It would be unfair to discuss FIFA 13 without talking first about its competition — PES 2013.
I took PES 2013 for a test drive this past weekend, and I have to say that while the demo Konami released this summer was underwhelming and a bit deceiving, the finished product was better. Having said that, PES still has a long way to go if it ever wants to be on top again. Konami did a lot more under the hood to refine the game mechanics from last year’s iteration and it’s a good and bad thing.
If you feel an absolute need to play with licensed teams, you can take at least an hour to hit up some of the PES modding forums where you can get the option files needed to get all the ‘licensed’ teams and events that you want as well as updated kits. PES still has rights to the UEFA Champions League, UEFA Europa League and UEFA Super Cup competitions as well as Copa Santander Libertadores. But with the mods you can play the World Cup, recreate Euro 2012, Africa Cup of Nations and so on. The modding by itself is what sets this title apart from FIFA as EA tends to try to milk money from the Euros and Word Cup games by selling separate products. However, Konami still misses by not having current roster updates at this point in time.

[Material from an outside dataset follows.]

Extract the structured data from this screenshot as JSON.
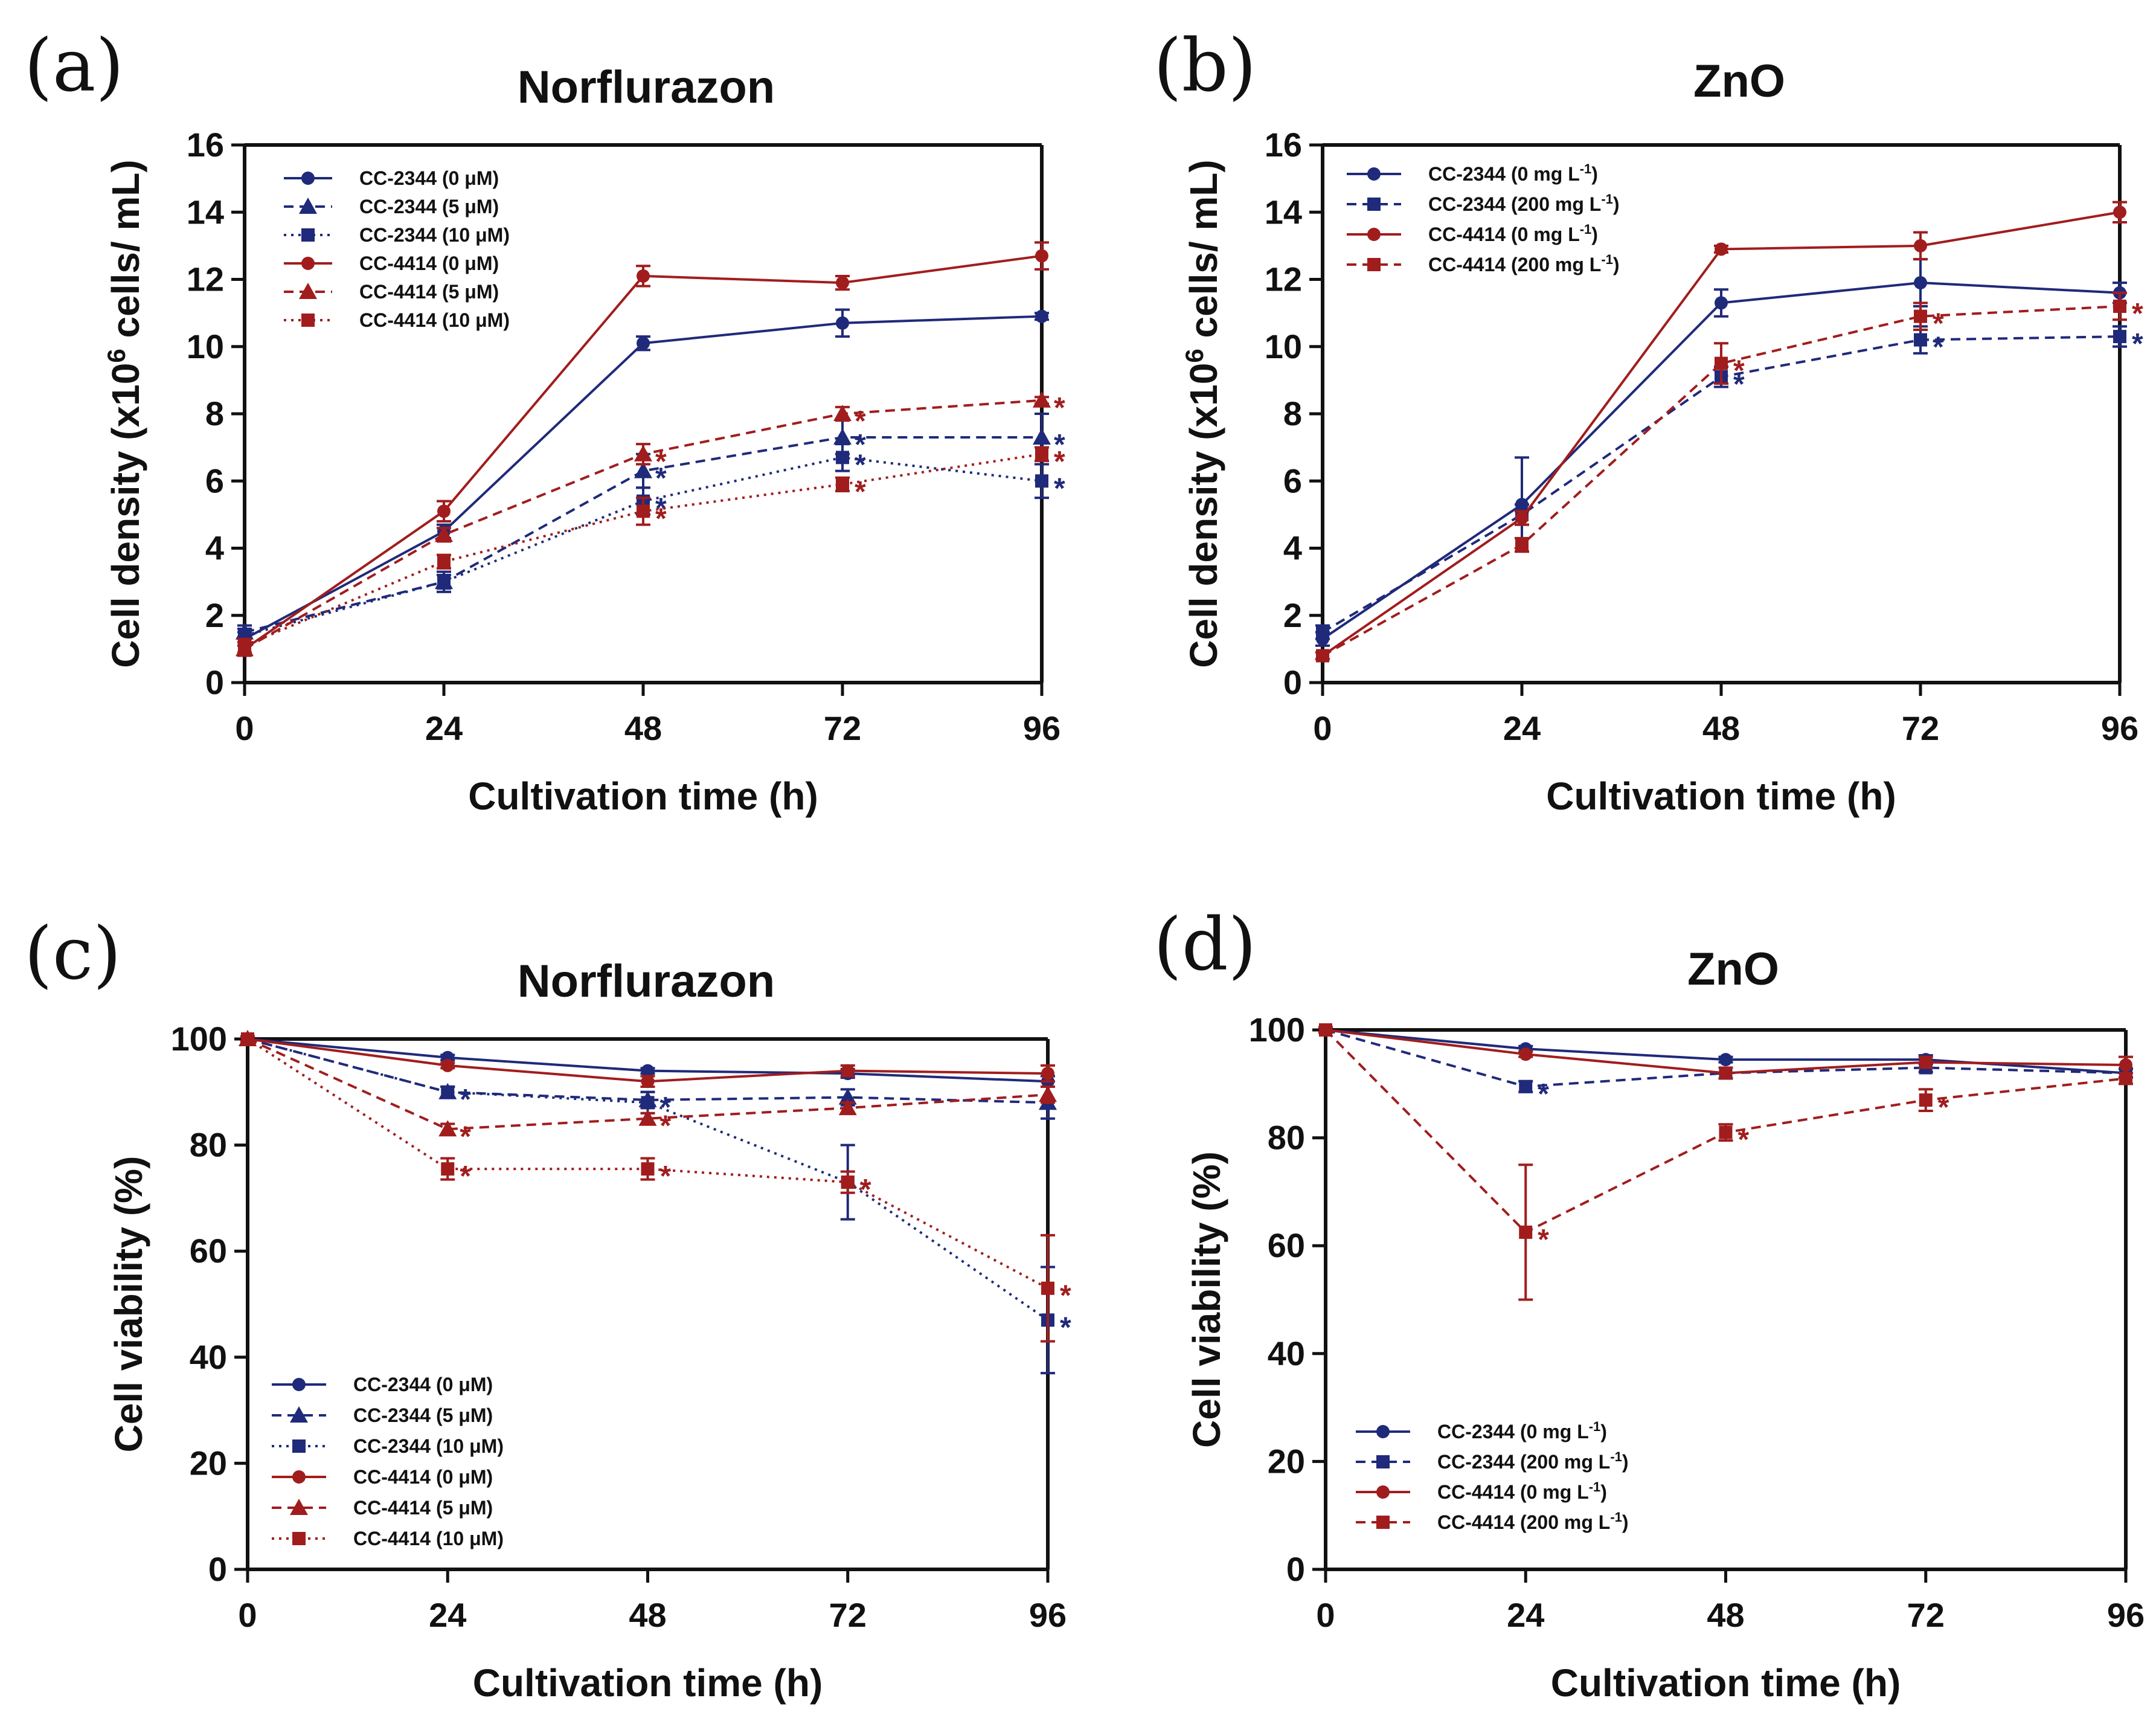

Konami didn’t do too much to add to PES 2013 compared to PES 2012. You still have same options of Football Life and a few other modes to play, but what is a new is a training mode where you can play and improve your skills in many areas.
Graphically speaking, the game isn’t different from last year’s version and you will still see many of the same canned celebrations that you saw before. My biggest concern is the frame rate (running on the PS3) seems to just chug along as the graphics engine really starts to show its age. I will say, compared to FIFA 13, the faces are slightly more accurate on PES 2013.
On the plus side, the gameplay mechanics still seem precise although I think defensively it’s more a hit and miss this year as sometimes I feel like I am button mashing just to try and stop passes but offensively when you have the ball it’s a joy to control. Learning stick movement and direction when dribbling takes practice and patience, and where EA is now touting First Touch Control, it works naturally here.